The case was a previously healthy 27-year-old Iranian male presented with painful swelling of the left inguinal area. He was referred to Shohada Tajrish Hospital, Shahid Beheshti University of Medical Sciences in 2013. Informed consent was taken from the patient. He was single and his parents were not related. None of his siblings revealed ambiguous genitalia or early infant death. The patient had a history of brain mass with the pathologic diagnosis of ganglioglioma 4 years earlier.
In physical examination, left inguinal hernia was seen. Bilateral undescended testes, which were not palpable in the inguinal canal, were detected. External genitalia had a normal male appearance. Also, phallus and urethra were normal. A palpable firm mass in the suprapubic region was found.

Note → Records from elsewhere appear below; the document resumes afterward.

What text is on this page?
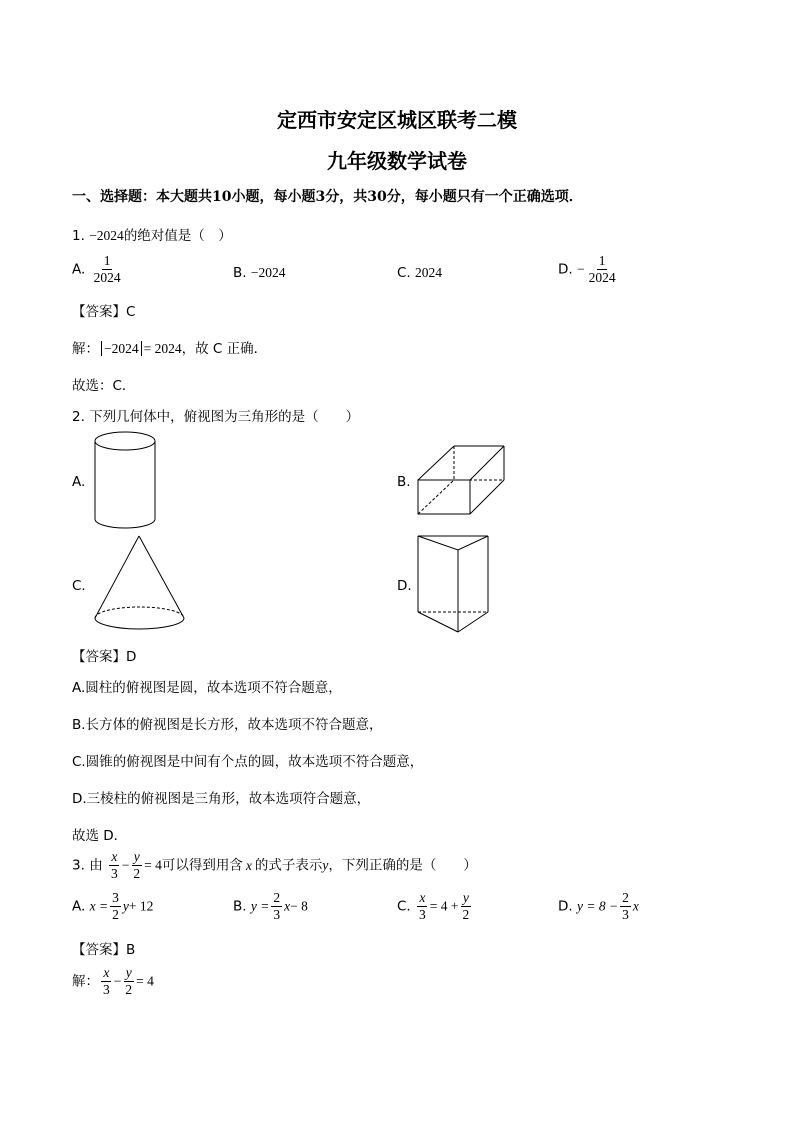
定西市安定区城区联考二模
九年级数学试卷
一、选择题：本大题共10小题，每小题3分，共30分，每小题只有一个正确选项．
1. −2024的绝对值是（　）
A. $\frac{1}{2024}$	B. −2024	C. 2024	D. − $\frac{1}{2024}$
【答案】C
解： −2024 = 2024，故 C 正确．
故选：C．
2. 下列几何体中，俯视图为三角形的是（　　）
A.	B.
C.	D.
【答案】D
A.圆柱的俯视图是圆，故本选项不符合题意，
B.长方体的俯视图是长方形，故本选项不符合题意，
C.圆锥的俯视图是中间有个点的圆，故本选项不符合题意，
D.三棱柱的俯视图是三角形，故本选项符合题意，
故选 D．
3. 由 $\frac{x}{3} - \frac{y}{2} = 4$可以得到用含 x 的式子表示y，下列正确的是（　　）
A. $x = \frac{3}{2} y+ 12$	B. $y = \frac{2}{3} x- 8$	C. $\frac{x}{3} = 4 + \frac{y}{2}$	D. $y = 8 - \frac{2}{3}$ x
【答案】B
解： $\frac{x}{3} - \frac{y}{2} = 4$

An abdominal ultrasound scan did not identify either the female internal genitalia or the testes. In ultrasound evaluation, both right and left undescended pelvic gonads were reported. Also, a lobulated pelvic mass with heterogeneous echogenicity and central necrosis was seen.
Magnetic resonance imaging (MRI) findings revealed indirect left inguinal hernia with scrotal extension, bilateral pelvic gonads, and interestingly uterus with hematometrocolpos (
Figure 1).
Contrast-enhanced T1 sagittal image demonstrates a rudimentary uterus within the pelvis. Fluid is accumulated in the endometrial cavity indicative of hematometrocolpos.
Blood hormonal assay depicted the elevation of follicle-stimulating hormone (FSH) (28.6 IU/L, male normal range: 1.3 - 19.3 IU/L), estrogen serum level (186.5 pg/mL, male normal range: 10 - 40 pg/mL), and decreased progesterone serum level (0.1 ng/mL, male normal range: less than 1 ng/mL). Thyroid-stimulating hormone (TSH), Prolactin, Testosterone, and luteinizing hormone (LH) serum levels were within normal limits. Karyotype assay was done and it was 46, XY.
At first, the patient underwent diagnostic laparoscopic surgery and a blunt-end uterus, bilateral fallopian tubes, and both testes were discovered. Then, due to the lack of adequate visualization, it was converted to an open approach (Pfannenstiel incision, which provided superior exposure allowing the safest possible approach to the Mullerian structures and blood supply). Also, bilateral orchiopexy, complete hysterectomy, and bilateral gonadal biopsies were done. Because of the shortness of spermatic cords, the testes were fixed in bilateral inguinal canals. Consequently, the bed of the canals and overlying skin were repaired by surgical strings.
The specimens received in the pathology lab were in 3 containers. The first one contained uterus in formalin with a deformed appearance m: 7 × 3.5 × 1.5 cm. On opening, two attached canals were seen; one measured 3 cm in length and 0.9 cm in diameter and the other measured 3 cm in length and 1.3 cm in diameter. The uterine cavity was small measuring 4 × 3.5 × 1.5 cm. Endometrial and myometrial thicknesses were 0.1 cm and 0.5 cm, respectively. No mass lesion or other pathologic findings were seen (
Figure 2). The second and third ones contained testicular tissue biopsies in Bouin fixative.
Gross pathological findings of operative specimen from patient. A, the uterus without adnexa; B, cross-section of uterus with two attached canals.
The histological sections of uterus revealed chronic erosive cervicitis, weakly proliferative endometrium, and fragments of unremarkable seminal vesicle tissue with the tissue of testicular adnexa (
Figure 3).
Mullerian duct remnants and Wolfian duct derivative. A, endocervix with nabothian cysts; B, weakly proliferative endometrium; C, unremarkable seminal vesicle tissue. Hematoxylin-eosin, original magnification 20×.
Testicular biopsies showed seminiferous tubules containing only Sertoli cells with thickening of the tubular basement membrane. Leydig cell hyperplasia was also noted. These findings confirmed germ cell aplasia (
Figure 4).
Testicular tissue biopsy. No evidence of spermatogenesis, germ cell aplasia. Hematoxylin-eosin, original magnification 40×.